De qualquer modo, HCC sacudiu não somente o marxismo mas também o conjunto do pensamento filosófico e político do século XX, impactando inclusive autores não marxistas, como Martin Heidegger, Sartre e Merleau-Ponty, entre outros. Inegavelmente, o processo revolucionário desencadeado com a Revolução de 1917 obrigou à teoria social confrontar-se com a realidade e com “verdades estabelecidas” no plano das análises societais. Especialmente no campo do marxismo estimulou jovens intelectuais revolucionários a elaborar interpretações inovadoras e instigantes para o movimento comunista e socialista revolucionário como, além do próprio Lukács e de Karl Korch, Ernst Bloch e Antonio Gramsci.
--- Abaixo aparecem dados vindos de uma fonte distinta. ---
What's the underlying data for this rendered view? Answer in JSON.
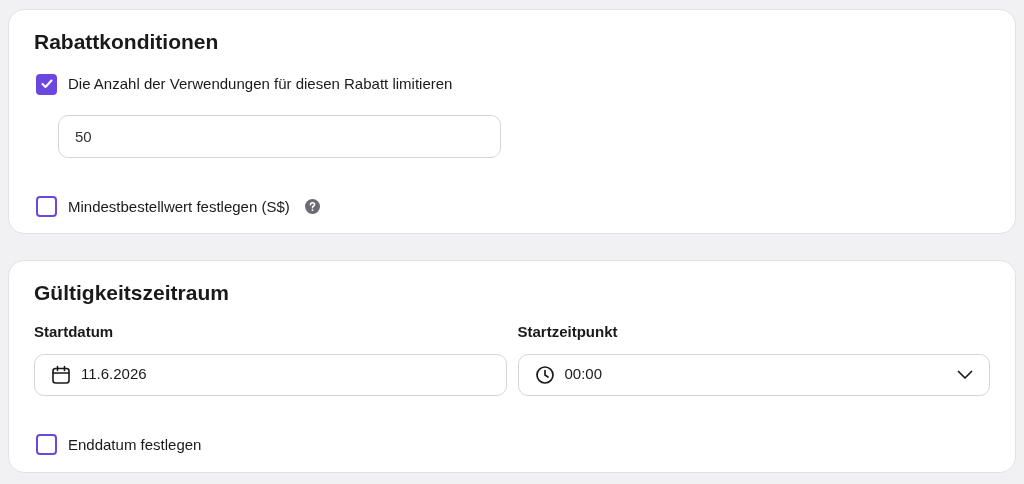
{
  "discount_conditions": {
    "title": "Rabattkonditionen",
    "limit_uses": {
      "label": "Die Anzahl der Verwendungen für diesen Rabatt limitieren",
      "checked": true,
      "value": "50"
    },
    "min_order": {
      "label": "Mindestbestellwert festlegen (S$)",
      "checked": false
    }
  },
  "validity": {
    "title": "Gültigkeitszeitraum",
    "start_date": {
      "label": "Startdatum",
      "value": "11.6.2026"
    },
    "start_time": {
      "label": "Startzeitpunkt",
      "value": "00:00"
    },
    "end_date": {
      "label": "Enddatum festlegen",
      "checked": false
    }
  }
}
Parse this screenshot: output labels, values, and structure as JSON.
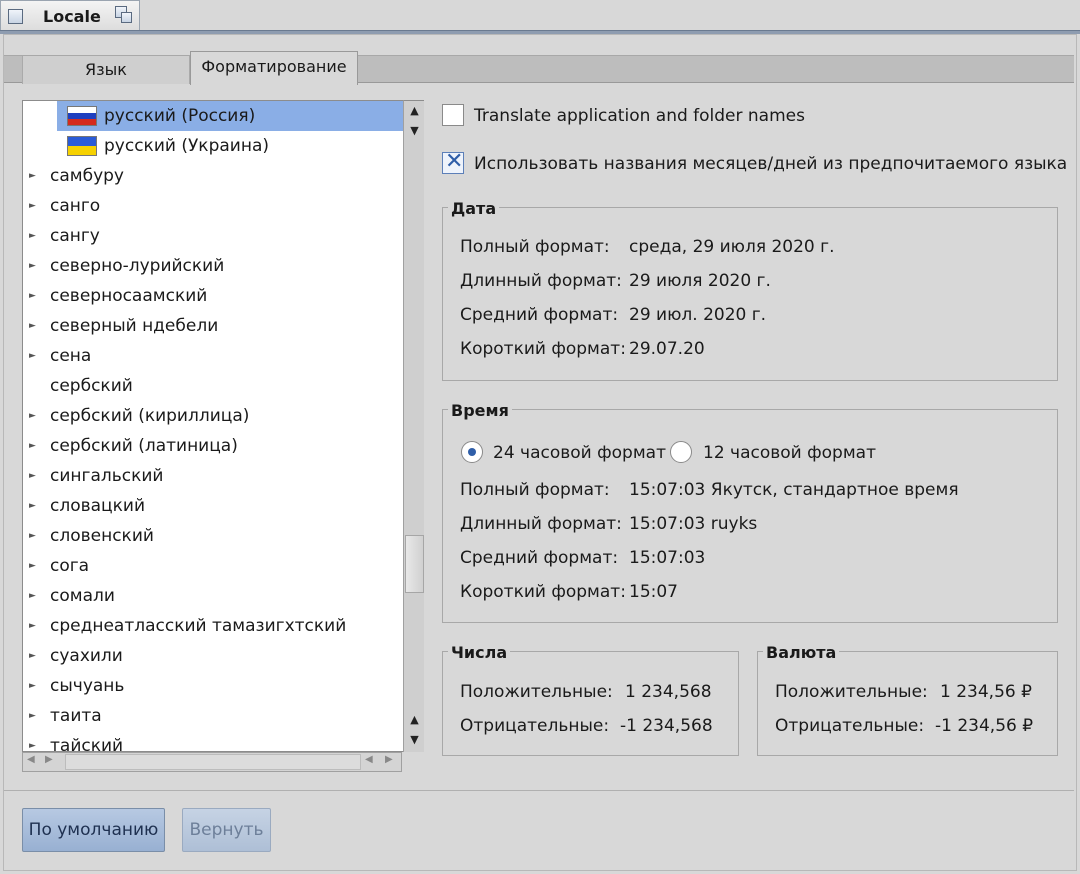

Mas aqueles eram anos de confrontos e de revoluções que proporcionaram explosões criativas na teoria social marxista, e ao mesmo tempo paixões e sectarismos nos meios intelectuais revolucionários. No contexto de um mundo já hegemonizado pela fase imperialista do capitalismo era fundamental compreender teoricamente os elementos complexos das realidades concretas das particularidades sociais capitalistas1. A angústia de se rebater o sectarismo teórico presente no movimento comunista sofria, muitas vezes, a contrapartida de pressupostos utópico-messiânicos dos jovens intelectuais revolucionários de extração pequeno-burguesa, como no próprio caso de Lukács2.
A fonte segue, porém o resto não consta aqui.